The ability to specify functional and unit tests using natural language has applications to documenting test cases, tracing requirements to tests, reducing discrepancies between prose functionality descriptions and the properties encoded in test suites, and helping less technical clients build confidence that software is implemented consistently with their understanding of requirements. It is common to see test suites written using domain-specific languages (DSLs) modeled to look like fragments of English (mockito); testing frameworks in the “Given-When-Then” behavior-driven development style (lawrence2019behavior) using specification languages like Gherkin (wynne2017cucumber) which allow developers to map developer-chosen fixed natural language to sections of test cases; RSpec-style (chelimsky2010rspec) libraries that have natural language description be embedded in tests; or ad hoc practices in languages like F#, whose support for (quoted) identifiers containing strings is used in practice to name test cases using natural language descriptions. Prior research has explored variations on these ideas, which can be very effective (some are widely used). But many associate code and descriptions only by convention (F#, RSpec) or manual processes (santiago2012generating), or are limited by a host language (DSLs). Others rely on brittle heuristics to connect language and code, such as: Gherkin; recognizing hard-coded phrases in specific Javadoc clauses (tan2012tcomment; goffi2016automatic; blasi2018translating); assuming a restrictive subject-verb-direct-object sentence structure that breaks on many natural sentences (kamalakar2013automatically); or using brittle keyword-based heuristics to extract tests for a single testing template (ansari2017constructing). ahsan2017comprehensive survey similar techniques. sharma2014natural propose generating tests from a restricted logical representation of requirements that reads similarly to a fragment of English. While these approaches have notable successes (motwani2019automatically generate tests from the official JavaScript specification, exploiting its unusually consistent wording to extract test elements via regular expressions), these are all limited by the lack of a true linguistic model, causing them to fail on novel sentence structures (natural languages are non-context-free (joshi:91)) and making some extensions non-compositional.

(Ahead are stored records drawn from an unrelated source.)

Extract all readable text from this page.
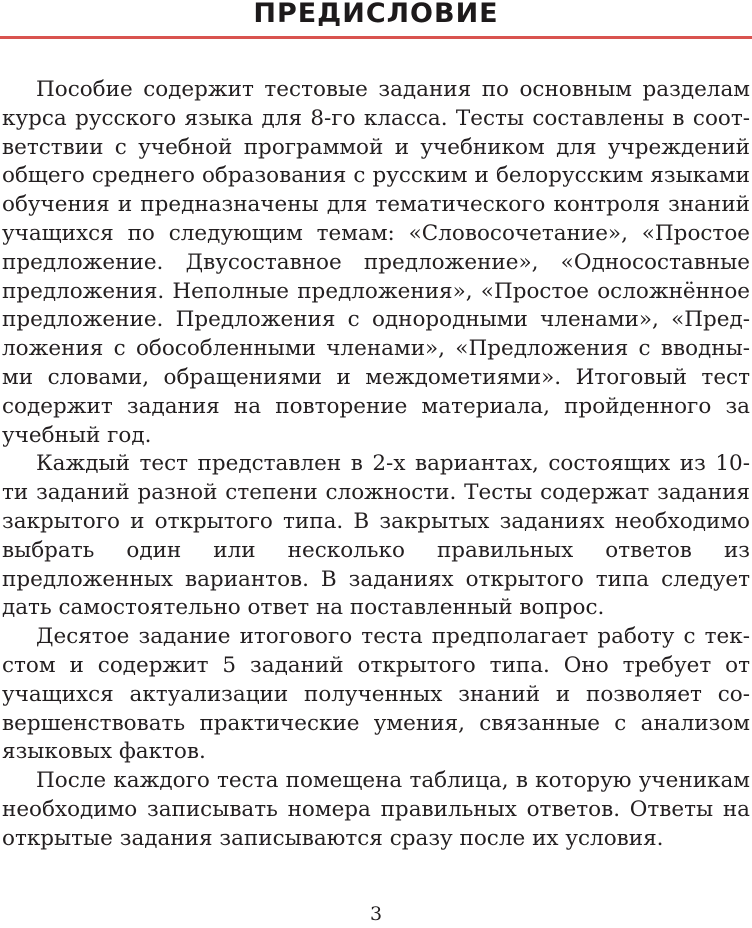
ПРЕДИСЛОВИЕ

Пособие содержит тестовые задания по основным разделам курса русского языка для 8-го класса. Тесты составлены в соответствии с учебной программой и учебником для учреждений общего среднего образования с русским и белорусским языками обучения и предназначены для тематического контроля знаний учащихся по следующим темам: «Словосочетание», «Простое предложение. Двусоставное предложение», «Односоставные предложения. Неполные предложения», «Простое осложнённое предложение. Предложения с однородными членами», «Предложения с обособленными членами», «Предложения с вводными словами, обращениями и междометиями». Итоговый тест содержит задания на повторение материала, пройденного за учебный год.

Каждый тест представлен в 2-х вариантах, состоящих из 10-ти заданий разной степени сложности. Тесты содержат задания закрытого и открытого типа. В закрытых заданиях необходимо выбрать один или несколько правильных ответов из предложенных вариантов. В заданиях открытого типа следует дать самостоятельно ответ на поставленный вопрос.

Десятое задание итогового теста предполагает работу с текстом и содержит 5 заданий открытого типа. Оно требует от учащихся актуализации полученных знаний и позволяет совершенствовать практические умения, связанные с анализом языковых фактов.

После каждого теста помещена таблица, в которую ученикам необходимо записывать номера правильных ответов. Ответы на открытые задания записываются сразу после их условия.

3
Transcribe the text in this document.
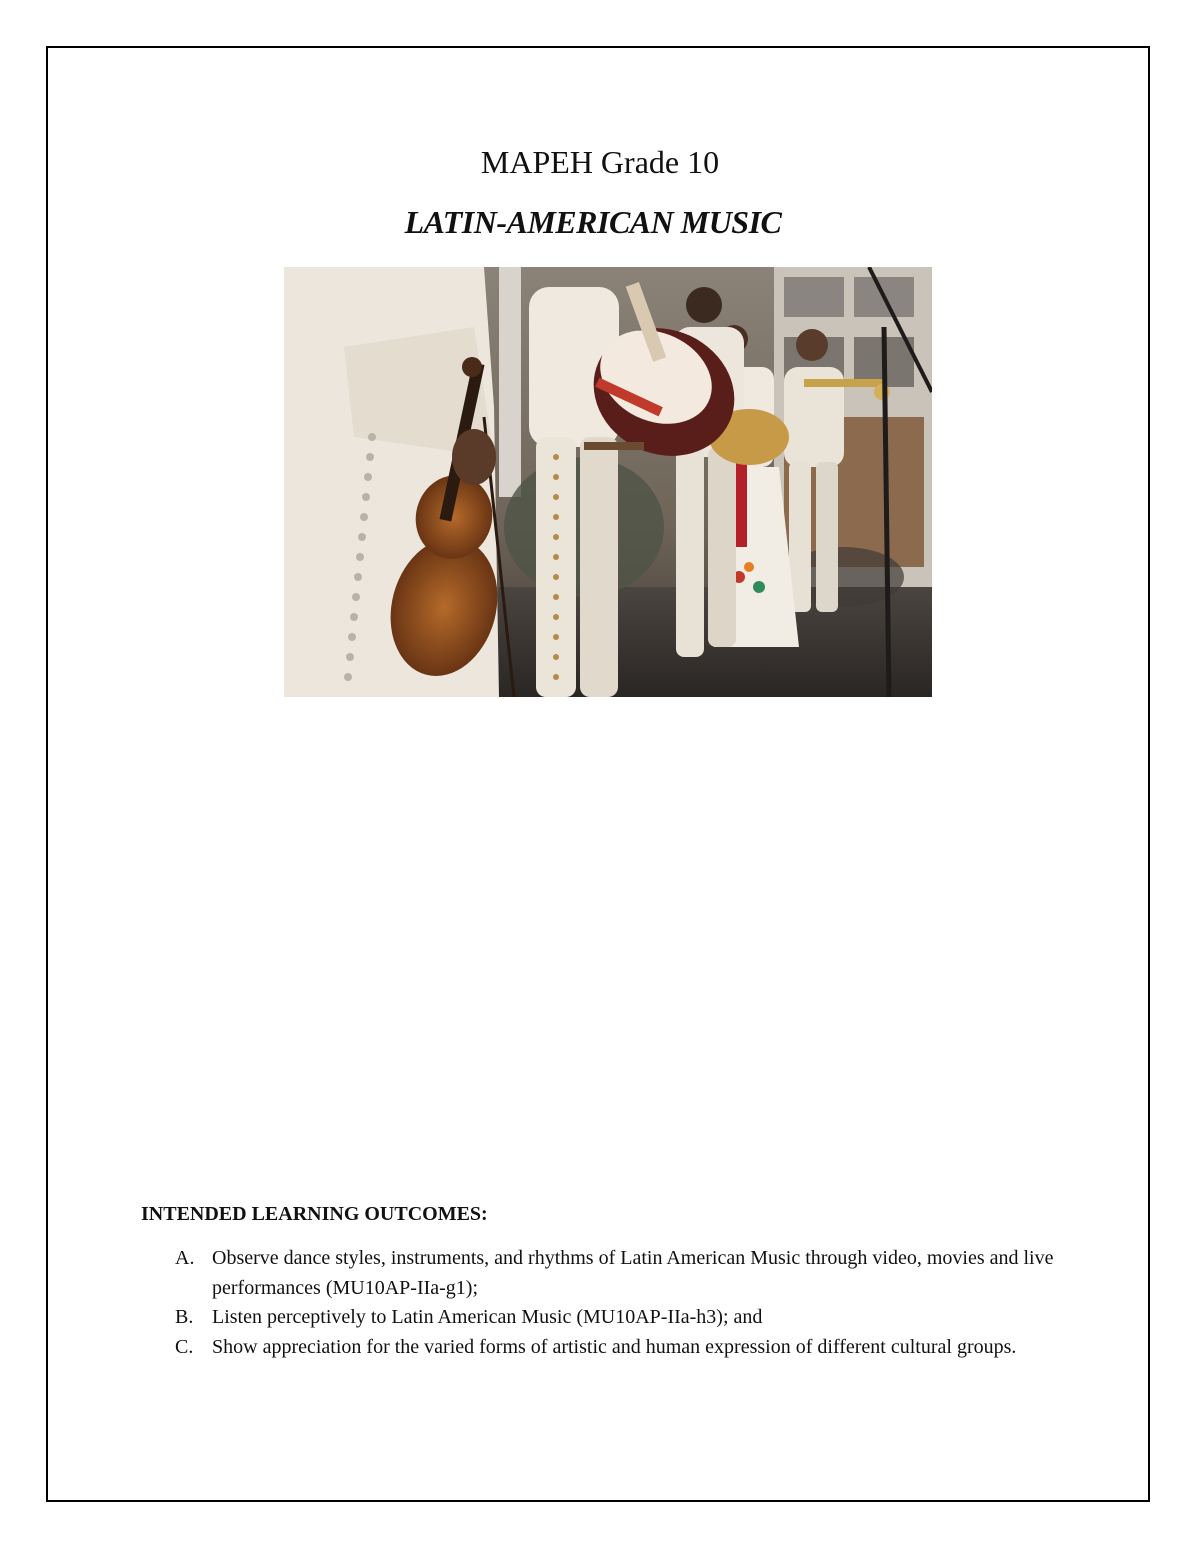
MAPEH Grade 10
LATIN-AMERICAN MUSIC
INTENDED LEARNING OUTCOMES:
A. Observe dance styles, instruments, and rhythms of Latin American Music through video, movies and live performances (MU10AP-IIa-g1);
B. Listen perceptively to Latin American Music (MU10AP-IIa-h3); and
C. Show appreciation for the varied forms of artistic and human expression of different cultural groups.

While not yet applied to test generation from text, machine-learning (especially deep learning) is increasingly used to associate code and text (allamanis2018survey). These approaches make good use of large corpora of public software source code to learn rich associations between text and code. However, a common critique of these techniques is that they are non-modular, making them brittle and difficult to repair. Adding an individual word to a neural network-based system (leclair2019neural; leclair2020improved; hu2020deep; li2020deepcommenter) that was absent in training data is not feasible, nor is correcting handling of individual existing words The only solution is to to retrain the network.

Classic work in linguistics on compositional models of grammar and sentence meaning offers another, principled way to relate code and natural language, in a way that generalizes to unseen inputs and naturally supports modular extension and bug fixes. We show that it is possible to use a classic linguistic semantic technique to generate property-based tests from natural language. Beyond its direct desirable properties, this approach opens the door to drawing on decades of knowledge from the linguistics community to more effectively generate tests from natural language.

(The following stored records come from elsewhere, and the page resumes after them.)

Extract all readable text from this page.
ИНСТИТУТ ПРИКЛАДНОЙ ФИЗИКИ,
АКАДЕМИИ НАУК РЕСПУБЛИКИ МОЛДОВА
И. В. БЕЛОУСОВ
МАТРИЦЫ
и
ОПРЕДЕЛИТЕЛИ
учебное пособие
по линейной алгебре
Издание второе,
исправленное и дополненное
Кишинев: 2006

Linguists have long studied precise models of grammar and meaning, producing rich literature on computing natural language text’s semantic meaning from a grammatical parse tree — the parse guides how the logical meanings of individual words are combined to compute the meaning of a whole sentence (barker2007direct). Combinatory Categorial Grammars (CCGs) (steedman2012taking; Baldridge:2003:MCC:1067807.1067836) are one established body of techniques to model both parsing and translation into a logical form representing sentence meaning, a task known as semantic parsing. CCGs are theoretically powerful (mildly-context-sensitive (VijayEq:94; Kuhlmann2015)) and have been shown to capture general accounts of subtle linguistic phenomena in a number of natural languages, well enough to parse large corpora of English (hockenmaier2007ccgbank), German (hockenmaier2006creating), Hindi (ambati2018hindi), and Japanese (mineshima2016building). CCGs can model meaning using any lambda calculus with a boolean-like type (technically, a Heyting Algebra) (lambek1988categorial), so can be used to generate meanings in many logics or programming languages.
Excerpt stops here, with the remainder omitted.